In the past week, Republican Anthony Weiner has taught the world some very valuable lessons. Last Friday a lewd photo was sent via his twitter feed to a college student in Seattle. The photo managed to stir up some controversy as Weiner publicly denied posting it, stating that his accounts had been hacked and he was in the process of hiring a lawyer to investigate. At one point, when asked by multiple reporters if the man in the photo was him, he responded saying he wasn’t sure. Throughout this media frenzy, many people began to doubt his sincerity as he dodged questions and denied all claims with a straight face.
Yesterday, during a public press conference, Weiner admitted to sending the photo and confirmed that the man in the photo was him. The congressman said, “Last Friday night I tweeted a photograph of myself that I intended to send as a direct message as part of a joke to a woman in Seattle. Once I realized I had posted to Twitter, I panicked, I took it down and said I had been hacked. I then continued to stick to that story which was a hugely regrettable mistake.”

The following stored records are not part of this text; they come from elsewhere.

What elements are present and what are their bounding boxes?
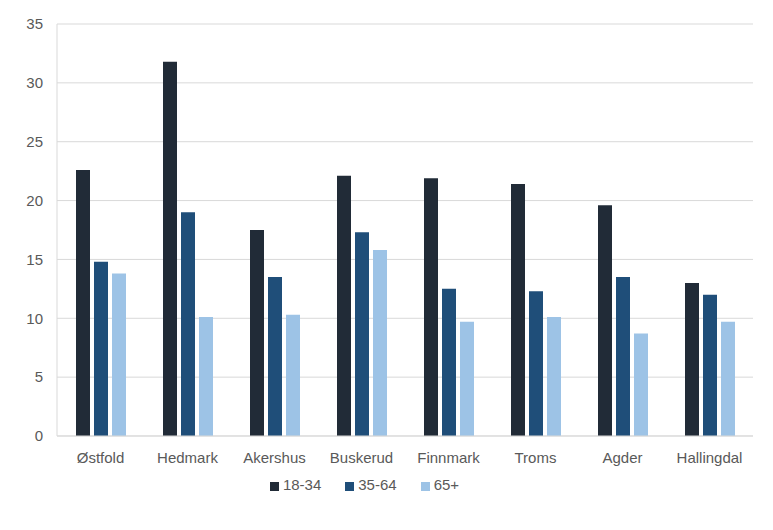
- svg-text:Troms: Troms: [515, 449, 557, 466]
- html-text:65+: 65+: [433, 476, 460, 493]
- svg-text:Østfold: Østfold: [77, 449, 125, 466]
- svg-text:10: 10: [26, 310, 43, 327]
- svg-text:5: 5: [35, 368, 43, 385]
- svg-text:20: 20: [26, 192, 43, 209]
- svg-text:Agder: Agder: [602, 449, 642, 466]
- svg-text:Hedmark: Hedmark: [157, 449, 218, 466]
- svg-text:15: 15: [26, 251, 43, 268]
- svg-text:35: 35: [26, 15, 43, 32]
- svg-text:25: 25: [26, 133, 43, 150]
- html-text:18-34: 18-34: [282, 476, 322, 493]
- svg-text:Finnmark: Finnmark: [417, 449, 480, 466]
- html-text:35-64: 35-64: [358, 476, 397, 493]
- svg-text:30: 30: [26, 74, 43, 91]
- svg-text:0: 0: [35, 427, 43, 444]
- svg-text:Buskerud: Buskerud: [330, 449, 393, 466]
- svg-text:Hallingdal: Hallingdal: [677, 449, 743, 466]
- svg-text:Akershus: Akershus: [243, 449, 306, 466]
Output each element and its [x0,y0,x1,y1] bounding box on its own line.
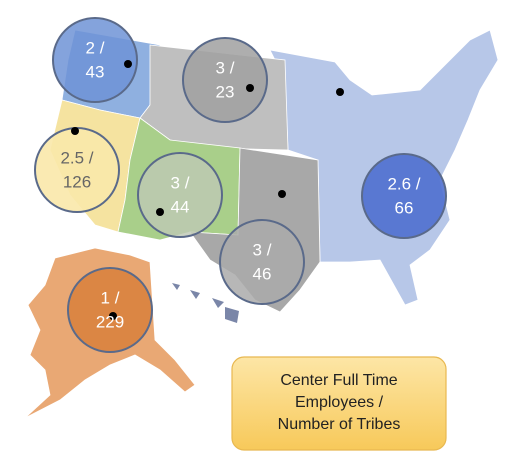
bubble-label: 1 / [101,288,120,307]
bubble [182,37,268,123]
bubble-label: 2.6 / [387,174,420,193]
bubble [67,267,153,353]
bubble-label: 3 / [216,58,235,77]
bubble [137,152,223,238]
location-dot [71,127,79,135]
bubble-label: 23 [216,82,235,101]
bubble-label: 2.5 / [60,148,93,167]
bubble [52,17,138,103]
bubble-label: 46 [253,264,272,283]
location-dot [278,190,286,198]
bubbles: 2 / 43 3 / 23 2.5 / 126 3 / 44 3 / 46 2.6 / 66 1 / 22… [34,17,447,353]
location-dot [246,84,254,92]
legend-line: Employees / [295,394,384,411]
location-dot [124,60,132,68]
bubble-label: 2 / [86,38,105,57]
bubble-label: 66 [395,198,414,217]
bubble-label: 229 [96,312,124,331]
legend: Center Full Time Employees / Number of T… [278,372,401,433]
bubble [361,153,447,239]
location-dot [156,208,164,216]
bubble-label: 44 [171,197,190,216]
legend-line: Number of Tribes [278,416,401,433]
legend-box [231,356,447,451]
bubble [34,127,120,213]
bubble-label: 43 [86,62,105,81]
bubble-label: 126 [63,172,91,191]
legend-line: Center Full Time [280,372,397,389]
location-dot [336,88,344,96]
location-dot [109,312,117,320]
hawaii [172,283,239,323]
bubble-label: 3 / [253,240,272,259]
bubble [219,219,305,305]
bubble-label: 3 / [171,173,190,192]
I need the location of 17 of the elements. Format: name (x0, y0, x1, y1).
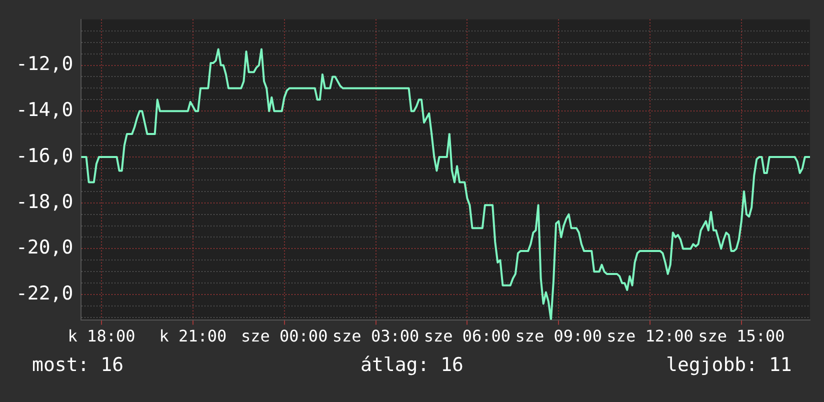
y-tick-label: -22,0 (16, 282, 74, 305)
text: most: 16 (32, 354, 124, 376)
text: legjobb: 11 (666, 354, 792, 376)
x-tick-label: sze 00:00 (240, 326, 328, 346)
y-tick-label: -12,0 (16, 53, 74, 76)
y-tick-label: -16,0 (16, 144, 74, 167)
x-tick-label: k 18:00 (68, 326, 136, 346)
x-tick-label: sze 03:00 (332, 326, 420, 346)
x-tick-label: sze 09:00 (515, 326, 602, 346)
x-tick-label: sze 15:00 (698, 326, 785, 346)
text: átlag: 16 (360, 354, 464, 376)
y-tick-label: -14,0 (16, 99, 74, 122)
x-tick-label: k 21:00 (159, 326, 227, 346)
x-tick-label: sze 12:00 (606, 326, 694, 346)
y-tick-label: -20,0 (16, 236, 74, 259)
y-tick-label: -18,0 (16, 190, 74, 213)
x-tick-label: sze 06:00 (424, 326, 511, 346)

Surprisingly enough, this is a very common mistake on Twitter. As you may remember, other high profile organizations have been embarrassed by Twitter mistakes before. Earlier this year, a Chrysler employee was terminated after dropping the f-bomb on the automaker’s Twitter account, and a Red Cross social media specialist tweeted drunk on the organization’s behalf after a HootSuite slip up.
In honor of these brand-abolishing mistakes, we’ve put together a list of the top five tips to avoid a social media scandal. After all, a wise man named George Santayana once said, “Those who can not remember the past are condemned to repeat it.”
1) Remember that everything you post online is public whether you set it as “private” or not.
2) The only sure-fire way to ensure that your information, photos etc stay private, is to avoid posting them online.
3) If you know you’ll be out on the town and there’s a possibility that you could use your device while intoxicated, leave it at home. It’s too easy to lose control of inhibitions and internal censors when your judgement is impaired.
4) Always think before you post. No amount of security can protect you from your own thoughts. If you wouldn’t say this in front of a customer, you shouldn’t be tweeting it.
5) If you slip up and make a mistake, admit it, apologize and move on. Lying to cover up an issue just delays the inevitable.